Nov 6, 2009

Case Classes in Ruby

After working a bit in Scala and using the case classes and pattern matching, I've found it's pretty nice to have and it would go well in Ruby! So I've whipped up a little something basic, you can check out the Git repo here: http://github.com/robbrit/ruby_case_classes

What are case classes? They're basically simple classes that don't really do much other than store a set of values (possibly, they don't even need to do that). They're good on their own if you have very basic classes that you want to use, for example exceptions.

With my code, you define a case class like this:
case_class :ClassName, BaseClass, <parameters>
The parameters you pass at the end are the fields of the class and when you instantiate the object you can set them:
case_class :Hello, Object, :title
...
h = Hello.new(:title => "some title")
h.title # => "some title"
Unfortunately at the moment you have to specify the name of the field.

Case classes are handy on their own to save a few keystrokes, but where they help a lot more is with pattern matching. Pattern matching comes from functional programming and was adopted by Scala. It is a handy feature to have, so that's why it is here.

To do pattern matching:
case_class :Blah, Object, :title
case_class :Blih, Object, :title
...
blah = Blah.new(:title => "hello")

match blah do
# Type matching
for_case Blih do
...
end

# Guard and type matching
for_case Blah, :title => "hello" do
...
end

# Just guard matching
for_case "_", :title => "hello" do
...
end

# Multiple guards, one of which is a method call
for_case "_", :title => "hello", :to_i => 0 do
...
end

# Match anything - you could put "_" here, but it's optional
for_case do
...
end
end
Here we have four examples of things you can match against. You can match against just a type, you can match against a type with a guard, you can match against just a guard, and you can have a "default" case if it doesn't match anything.
Guards are basic equality conditions that you can use to match against. If the object fits the guards, then the block is executed.
Note there is a fall-through here. The case that is executed is the first one to match the object, later ones that match are not executed.
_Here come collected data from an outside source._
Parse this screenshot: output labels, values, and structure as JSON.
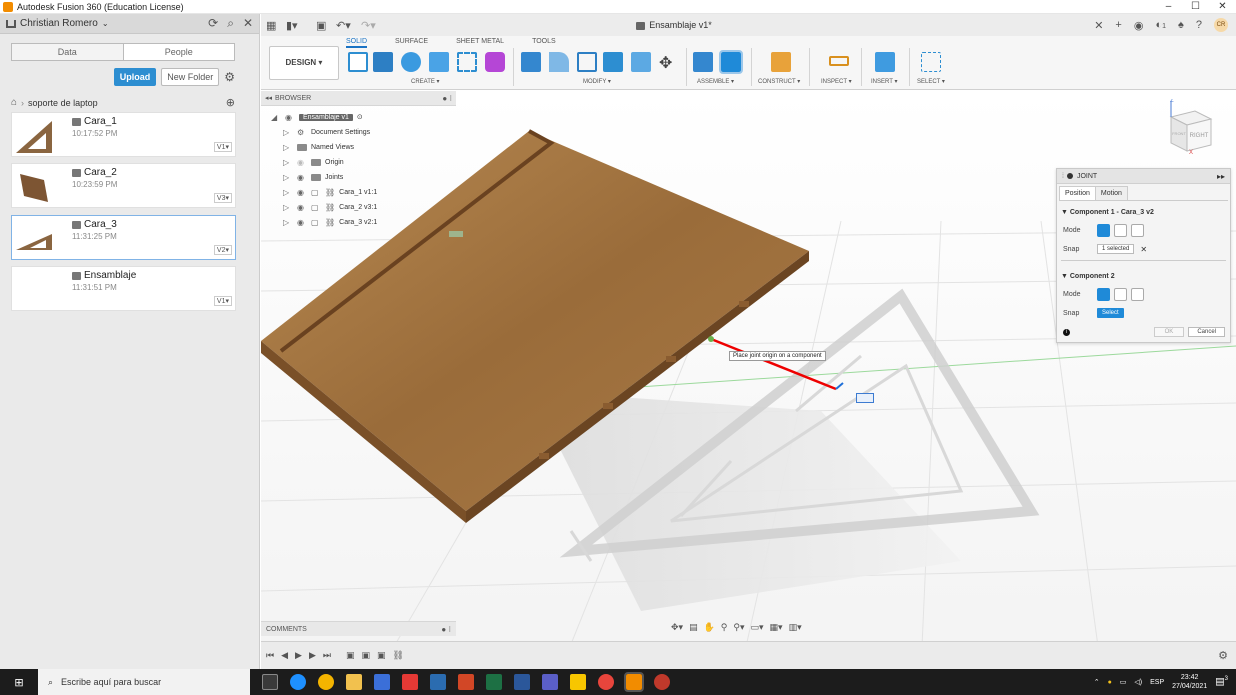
{
  "window": {
    "title": "Autodesk Fusion 360 (Education License)",
    "minimize": "–",
    "maximize": "☐",
    "close": "✕"
  },
  "data_panel": {
    "user": "Christian Romero",
    "tabs": [
      "Data",
      "People"
    ],
    "upload_label": "Upload",
    "new_folder_label": "New Folder",
    "breadcrumb": "soporte de laptop",
    "files": [
      {
        "name": "Cara_1",
        "time": "10:17:52 PM",
        "version": "V1▾"
      },
      {
        "name": "Cara_2",
        "time": "10:23:59 PM",
        "version": "V3▾"
      },
      {
        "name": "Cara_3",
        "time": "11:31:25 PM",
        "version": "V2▾"
      },
      {
        "name": "Ensamblaje",
        "time": "11:31:51 PM",
        "version": "V1▾"
      }
    ]
  },
  "document": {
    "tab_title": "Ensamblaje v1*",
    "avatar": "CR",
    "notif_count": "1"
  },
  "ribbon": {
    "workspace": "DESIGN ▾",
    "tabs": [
      "SOLID",
      "SURFACE",
      "SHEET METAL",
      "TOOLS"
    ],
    "groups": [
      "CREATE ▾",
      "MODIFY ▾",
      "ASSEMBLE ▾",
      "CONSTRUCT ▾",
      "INSPECT ▾",
      "INSERT ▾",
      "SELECT ▾"
    ]
  },
  "browser": {
    "title": "BROWSER",
    "root": "Ensamblaje v1",
    "items": [
      "Document Settings",
      "Named Views",
      "Origin",
      "Joints",
      "Cara_1 v1:1",
      "Cara_2 v3:1",
      "Cara_3 v2:1"
    ]
  },
  "viewcube": {
    "face": "RIGHT",
    "front": "FRONT",
    "axis_z": "Z",
    "axis_x": "X"
  },
  "joint_panel": {
    "title": "JOINT",
    "tabs": [
      "Position",
      "Motion"
    ],
    "component1": "▼ Component 1 - Cara_3 v2",
    "component2": "▼ Component 2",
    "mode_label": "Mode",
    "snap_label": "Snap",
    "snap1_value": "1 selected",
    "snap2_value": "Select",
    "ok": "OK",
    "cancel": "Cancel"
  },
  "tooltip": "Place joint origin on a component",
  "comments": "COMMENTS",
  "taskbar": {
    "search": "Escribe aquí para buscar",
    "lang": "ESP",
    "time": "23:42",
    "date": "27/04/2021",
    "notif": "3"
  },
  "colors": {
    "accent": "#1f8ad8",
    "wood": "#a97a45",
    "taskbar": "#1c1c1c"
  }
}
Some possible improvements:
- match against values instead of just types. For example:
for_case [] do ...
- inequalities instead of strict equalities in guards
- case class new() doesn't need named parameters
Any other suggestions are welcome.

There's one bug (that I know of). It doesn't work at the top-level. So if this is your entire file, it will fail:
include CaseClasses

case_class :Blah, Object
You need to wrap it in some object. I'm probably having a brain-fart or something as to how to fix this, but for now you'll have this limitation. If anybody has a solution around that, feel free to let me know.